Woodchuck said:
I purchased a Maxtor 250g which includes their ATA133 PCI board. The
question is since my MB supports ATA100 is there much of a performance if I
don't use the Maxtor board? The new drive will be installed as "D" since
some of my software installed on "C" is registered and references to
something on the drive to run. I have tried to move the software to another
drive and it' will not run. The new drive will be used mainly for video
editing and so far I have had no issues with the present ATA100 drive. Just
needed more space...
We've gone a few rounds on this subject matter in the
alt.comp.periphs.mainboard.asus newsgroup. That discussion relates to
theP4C800-E Deluxe motherboard, but it might apply to your question, as
well.

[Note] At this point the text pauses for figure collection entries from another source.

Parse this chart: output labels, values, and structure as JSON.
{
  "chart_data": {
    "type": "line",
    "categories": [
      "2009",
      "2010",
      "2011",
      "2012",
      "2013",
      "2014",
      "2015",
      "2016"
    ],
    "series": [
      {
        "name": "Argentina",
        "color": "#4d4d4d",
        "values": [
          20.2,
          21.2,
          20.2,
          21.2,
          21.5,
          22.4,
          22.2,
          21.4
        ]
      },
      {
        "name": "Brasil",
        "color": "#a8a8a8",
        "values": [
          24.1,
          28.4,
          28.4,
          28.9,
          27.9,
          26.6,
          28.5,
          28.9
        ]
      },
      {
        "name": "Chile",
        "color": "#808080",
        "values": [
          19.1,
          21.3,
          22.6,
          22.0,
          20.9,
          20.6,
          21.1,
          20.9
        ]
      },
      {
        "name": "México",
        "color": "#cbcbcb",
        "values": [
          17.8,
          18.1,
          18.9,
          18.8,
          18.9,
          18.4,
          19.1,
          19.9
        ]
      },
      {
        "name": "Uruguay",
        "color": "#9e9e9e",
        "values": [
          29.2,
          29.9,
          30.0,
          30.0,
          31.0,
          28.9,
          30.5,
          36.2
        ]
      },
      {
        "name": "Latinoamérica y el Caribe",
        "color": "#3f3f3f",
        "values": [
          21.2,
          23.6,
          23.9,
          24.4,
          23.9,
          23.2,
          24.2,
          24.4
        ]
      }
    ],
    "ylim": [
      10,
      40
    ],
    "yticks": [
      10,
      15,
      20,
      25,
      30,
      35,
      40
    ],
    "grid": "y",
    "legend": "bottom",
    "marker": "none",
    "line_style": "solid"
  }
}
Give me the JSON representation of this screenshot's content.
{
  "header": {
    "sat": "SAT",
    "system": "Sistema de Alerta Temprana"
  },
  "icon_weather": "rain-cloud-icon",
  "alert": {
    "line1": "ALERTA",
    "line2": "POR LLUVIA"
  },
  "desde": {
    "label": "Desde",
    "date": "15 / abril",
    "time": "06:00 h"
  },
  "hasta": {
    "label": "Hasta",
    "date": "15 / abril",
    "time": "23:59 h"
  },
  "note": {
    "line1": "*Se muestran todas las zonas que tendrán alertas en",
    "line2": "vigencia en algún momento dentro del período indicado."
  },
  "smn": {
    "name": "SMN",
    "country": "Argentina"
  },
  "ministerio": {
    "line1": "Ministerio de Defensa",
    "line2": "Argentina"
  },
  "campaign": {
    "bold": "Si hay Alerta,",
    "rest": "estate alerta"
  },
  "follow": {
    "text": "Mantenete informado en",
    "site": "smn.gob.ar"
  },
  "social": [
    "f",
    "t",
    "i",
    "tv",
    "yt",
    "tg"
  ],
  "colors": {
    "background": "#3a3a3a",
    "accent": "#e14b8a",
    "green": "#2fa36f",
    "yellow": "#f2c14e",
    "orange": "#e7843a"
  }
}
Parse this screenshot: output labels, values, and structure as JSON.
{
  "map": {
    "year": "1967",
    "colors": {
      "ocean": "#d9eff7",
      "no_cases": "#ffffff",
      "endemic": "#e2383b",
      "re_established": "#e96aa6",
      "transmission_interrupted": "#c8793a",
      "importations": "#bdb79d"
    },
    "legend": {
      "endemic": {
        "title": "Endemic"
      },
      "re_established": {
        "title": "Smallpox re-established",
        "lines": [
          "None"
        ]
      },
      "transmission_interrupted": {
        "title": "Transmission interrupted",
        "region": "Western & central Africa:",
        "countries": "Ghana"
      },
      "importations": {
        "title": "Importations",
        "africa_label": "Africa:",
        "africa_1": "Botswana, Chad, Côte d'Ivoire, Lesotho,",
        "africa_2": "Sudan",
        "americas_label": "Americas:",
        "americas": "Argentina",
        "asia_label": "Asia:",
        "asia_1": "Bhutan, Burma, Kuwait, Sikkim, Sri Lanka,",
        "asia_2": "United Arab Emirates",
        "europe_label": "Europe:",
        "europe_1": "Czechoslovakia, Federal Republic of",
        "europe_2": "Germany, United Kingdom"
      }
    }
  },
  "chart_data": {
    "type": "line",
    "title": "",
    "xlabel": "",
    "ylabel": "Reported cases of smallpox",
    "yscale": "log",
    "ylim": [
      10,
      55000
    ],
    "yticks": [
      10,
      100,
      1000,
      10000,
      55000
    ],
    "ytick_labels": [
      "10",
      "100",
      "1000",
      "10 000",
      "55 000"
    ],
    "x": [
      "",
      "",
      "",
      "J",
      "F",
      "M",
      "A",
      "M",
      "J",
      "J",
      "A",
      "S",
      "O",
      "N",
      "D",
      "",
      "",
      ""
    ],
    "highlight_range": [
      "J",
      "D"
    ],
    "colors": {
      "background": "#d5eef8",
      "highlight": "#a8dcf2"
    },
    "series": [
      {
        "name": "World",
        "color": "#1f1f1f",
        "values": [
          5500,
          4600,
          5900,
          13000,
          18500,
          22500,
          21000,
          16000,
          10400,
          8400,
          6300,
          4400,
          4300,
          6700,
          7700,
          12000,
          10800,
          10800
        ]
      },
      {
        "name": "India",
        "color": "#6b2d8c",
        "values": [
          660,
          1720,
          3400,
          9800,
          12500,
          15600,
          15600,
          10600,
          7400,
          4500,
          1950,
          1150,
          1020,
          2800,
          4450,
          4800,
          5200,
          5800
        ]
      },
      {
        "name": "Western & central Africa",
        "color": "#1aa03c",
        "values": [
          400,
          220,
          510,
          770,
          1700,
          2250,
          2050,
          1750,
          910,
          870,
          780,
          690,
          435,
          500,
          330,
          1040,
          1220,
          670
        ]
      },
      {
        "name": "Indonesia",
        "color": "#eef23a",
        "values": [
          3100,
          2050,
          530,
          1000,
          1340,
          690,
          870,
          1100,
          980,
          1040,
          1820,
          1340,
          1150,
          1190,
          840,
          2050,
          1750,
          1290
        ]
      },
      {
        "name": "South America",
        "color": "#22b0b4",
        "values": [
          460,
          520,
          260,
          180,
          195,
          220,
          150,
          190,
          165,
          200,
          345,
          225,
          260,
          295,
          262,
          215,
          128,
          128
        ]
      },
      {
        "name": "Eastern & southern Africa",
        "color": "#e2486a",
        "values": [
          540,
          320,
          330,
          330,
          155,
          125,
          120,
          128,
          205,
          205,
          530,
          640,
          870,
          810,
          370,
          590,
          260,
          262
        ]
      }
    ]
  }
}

That mb has onboard ATA100, and also a Promise RAID controller that
can be run as an ATA133 IDE host adapter (non-raid). I (and others) have run
benchmarks that have shown remarkable results. I'm going to cite mine below,
but if you wish to see the remaining posts in this thread, check into the
asus newsgroup.
XP Pro SP1 with 4GB PC2100 and P4-1600 (HD Tach 2.7):
Western Digital 200GB 8M cache boot drive on IDE port:
Random access: 13.8ms
Read burst speed: 28.1MB/s
Read speed average 26.4 MB/s
CPU Utilization: 5.3%
Maxtor 250GB 8M cache drive on Promise port (non-raid):
Random access: 14.3ms
Read burst speed: 106.1MB/s
Read speed average 50.3 MB/s
CPU Utilization: 5.4%
Seagate ST318452LW 15k on LSI Logic U/160:
Random access: 5.9ms
Read burst speed: 82.3MB/s
Read speed average 55.5MB/s
CPU Utilization: 5.9%
COMMENT: The difference between similar drives on the IDE and Promise
controllers is astonishing, almost hard to believe. Burst speed even exceeds
the 15k drive. Of course, no IDE can get close to a 15k hard drive for
random access.
I also have a Maxtor Atlas 15k 73GB hard drive, one of the world's fastest
drive's, to be installed (storagereview.com). This setup is for video
editing. A two hour avi exported from an 8MM tape is around 25GB, too large
for my Seagate 15k, thus, the Atlas.